Decide on a theme that has popular appeal (this could be a seasonal event, such as a summer fete, or an event that is popular all year round, like a cake sale) and think about the kind of audience this will attract. Even if your event isn't food themed, consider selling refreshments as a way of raising more money. Invest time to create a plan and break down your fundraising target into manageable amounts.

Promote your event

Promotion is key to ensuring your fundraising event is a success. Social media gives charities an unprecedented reach for very little cost, so set up a Facebook event, spread the word on Twitter, and ask friends to re-post or re-tweet links to the event page.

Also think about selling tickets in advance (rather than on the door) to ensure a guaranteed turnout. JustGiving allows you to sell tickets online, enabling you to link directly to the purchase page from your posts and tweets.

Ask businesses and supporters for prize draw donations

The key to a successful prize draw is to get as many free prizes as possible. Contact local shops and restaurants to ask if they would be able to donate prizes and display posters for the event. Example donations include gift vouchers, a free meal for two or a % discount voucher. They might ask for something in return, in which case you could offer to mention them in the newsletter, display their logo at the event or link to their web page from the 'supporters' section of your charity's website. This can be a great way of building up relationships for further contributions.

Tell donors what their money will achieve

Communicate measurable outcomes of donations at the event. For example, "a gift of £20 provides drinking water for a family for an entire year". Donors like to know where their money is going and the changes it could make, and using a figure such as "£20" gives an indication of how much they could donate. Remember to ask everyone who pays tax in the UK to complete a Gift Aid form.
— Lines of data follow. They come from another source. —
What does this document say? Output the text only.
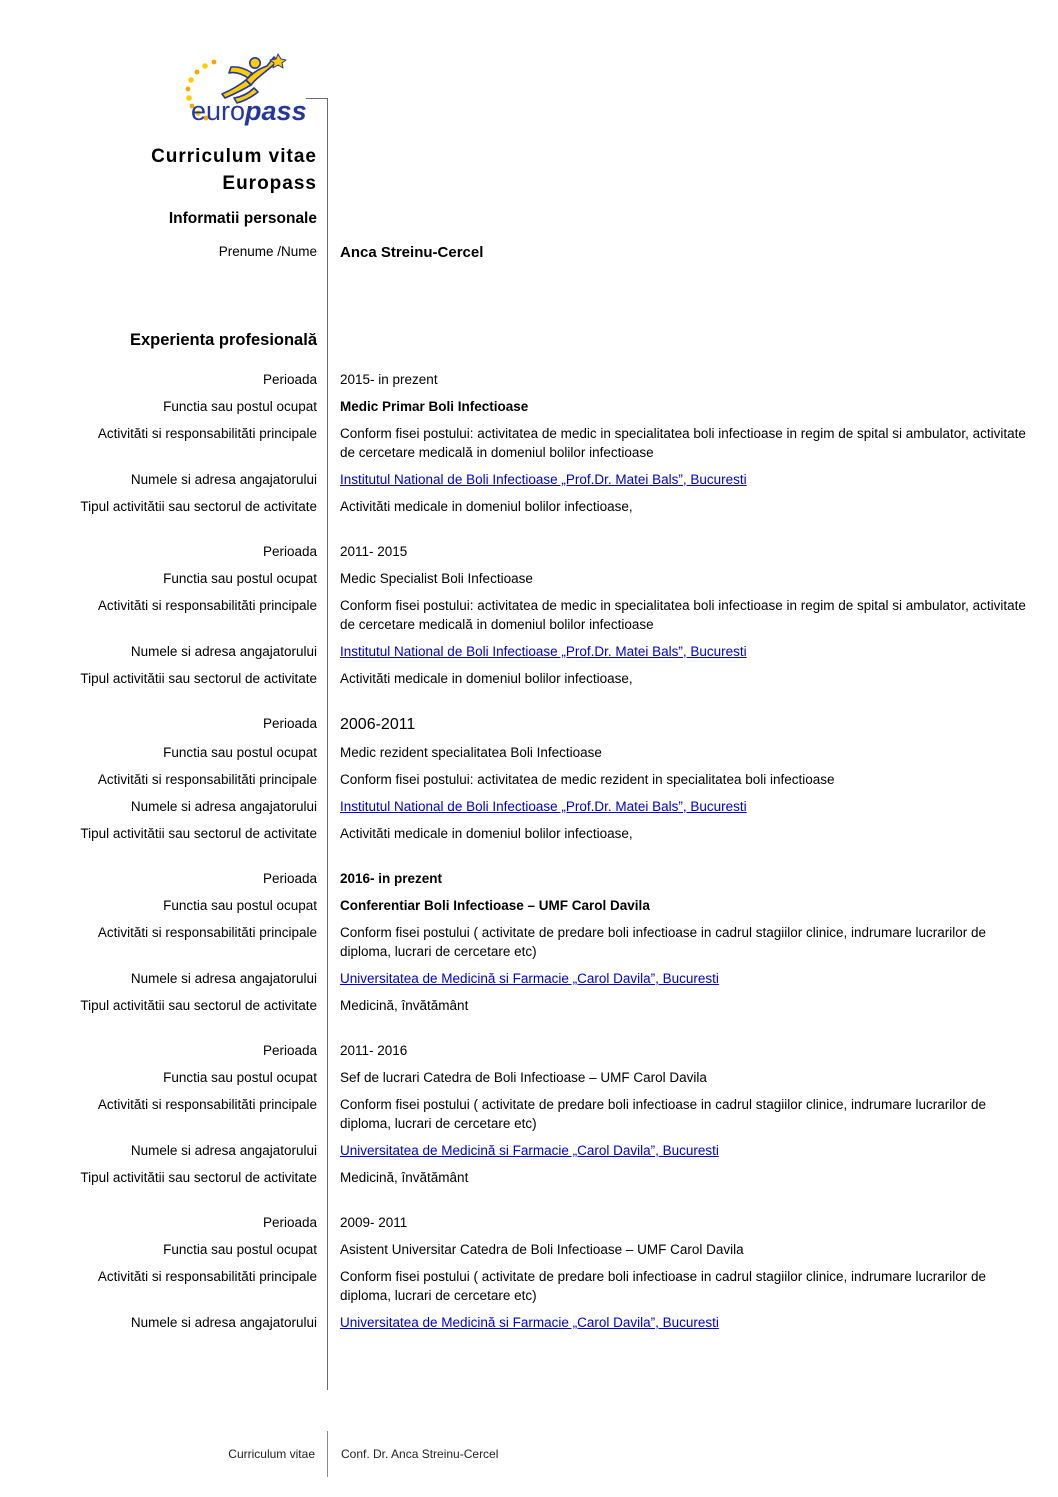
europass
Curriculum vitae
Europass
Informatii personale
Prenume /Nume	Anca Streinu-Cercel
Experienta profesională
Perioada	2015- in prezent
Functia sau postul ocupat	Medic Primar Boli Infectioase
Activităti si responsabilităti principale	Conform fisei postului: activitatea de medic in specialitatea boli infectioase in regim de spital si ambulator, activitate de cercetare medicală in domeniul bolilor infectioase
Numele si adresa angajatorului	Institutul National de Boli Infectioase „Prof.Dr. Matei Bals”, Bucuresti
Tipul activitătii sau sectorul de activitate	Activităti medicale in domeniul bolilor infectioase,
Perioada	2011- 2015
Functia sau postul ocupat	Medic Specialist Boli Infectioase
Activităti si responsabilităti principale	Conform fisei postului: activitatea de medic in specialitatea boli infectioase in regim de spital si ambulator, activitate de cercetare medicală in domeniul bolilor infectioase
Numele si adresa angajatorului	Institutul National de Boli Infectioase „Prof.Dr. Matei Bals”, Bucuresti
Tipul activitătii sau sectorul de activitate	Activităti medicale in domeniul bolilor infectioase,
Perioada	2006-2011
Functia sau postul ocupat	Medic rezident specialitatea Boli Infectioase
Activităti si responsabilităti principale	Conform fisei postului: activitatea de medic rezident in specialitatea boli infectioase
Numele si adresa angajatorului	Institutul National de Boli Infectioase „Prof.Dr. Matei Bals”, Bucuresti
Tipul activitătii sau sectorul de activitate	Activităti medicale in domeniul bolilor infectioase,
Perioada	2016- in prezent
Functia sau postul ocupat	Conferentiar Boli Infectioase – UMF Carol Davila
Activităti si responsabilităti principale	Conform fisei postului ( activitate de predare boli infectioase in cadrul stagiilor clinice, indrumare lucrarilor de diploma, lucrari de cercetare etc)
Numele si adresa angajatorului	Universitatea de Medicină si Farmacie „Carol Davila”, Bucuresti
Tipul activitătii sau sectorul de activitate	Medicină, învătământ
Perioada	2011- 2016
Functia sau postul ocupat	Sef de lucrari Catedra de Boli Infectioase – UMF Carol Davila
Activităti si responsabilităti principale	Conform fisei postului ( activitate de predare boli infectioase in cadrul stagiilor clinice, indrumare lucrarilor de diploma, lucrari de cercetare etc)
Numele si adresa angajatorului	Universitatea de Medicină si Farmacie „Carol Davila”, Bucuresti
Tipul activitătii sau sectorul de activitate	Medicină, învătământ
Perioada	2009- 2011
Functia sau postul ocupat	Asistent Universitar Catedra de Boli Infectioase – UMF Carol Davila
Activităti si responsabilităti principale	Conform fisei postului ( activitate de predare boli infectioase in cadrul stagiilor clinice, indrumare lucrarilor de diploma, lucrari de cercetare etc)
Numele si adresa angajatorului	Universitatea de Medicină si Farmacie „Carol Davila”, Bucuresti
Curriculum vitae	Conf. Dr. Anca Streinu-Cercel
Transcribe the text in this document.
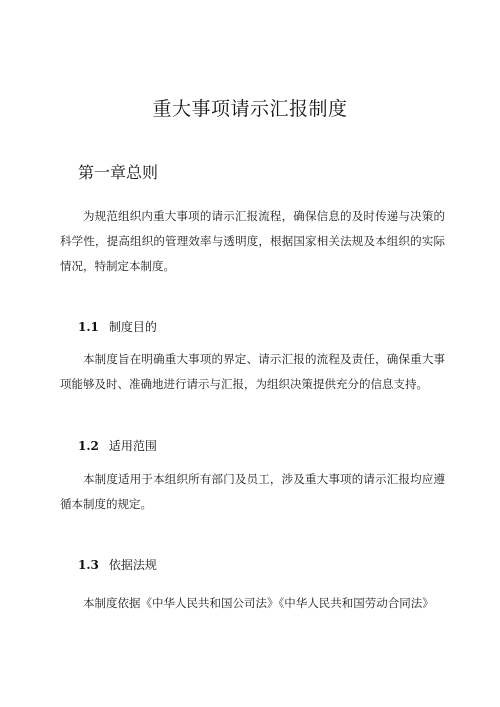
重大事项请示汇报制度
第一章总则
为规范组织内重大事项的请示汇报流程，确保信息的及时传递与决策的科学性，提高组织的管理效率与透明度，根据国家相关法规及本组织的实际情况，特制定本制度。
1.1 制度目的
本制度旨在明确重大事项的界定、请示汇报的流程及责任，确保重大事项能够及时、准确地进行请示与汇报，为组织决策提供充分的信息支持。
1.2 适用范围
本制度适用于本组织所有部门及员工，涉及重大事项的请示汇报均应遵循本制度的规定。
1.3 依据法规
本制度依据《中华人民共和国公司法》《中华人民共和国劳动合同法》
Insure against the unexpected

Although most events run without a hitch, there's always the possibility that something could go wrong, or someone could get injured – as such, it's well worth taking out insurance that can protect against these scenarios. Bad weather can make paths and stairs slippy, and if a participant or volunteer were to injure themselves, they could take legal action against your charity. Find out more on our charity insurance page.

Thank donors

Finally, do not forget to thank donors. After the event, post updates on Facebook and Twitter, send an email to all donors and write a few sentences in the next newsletter announcing the total raised. It also makes sense to give examples of what the money will be put towards and link to any JustGiving pages in case readers want to make a late donation. Thanking donors is just as important as asking for their donation in the first place, and is one of the most effective ways of building long-lasting relationships.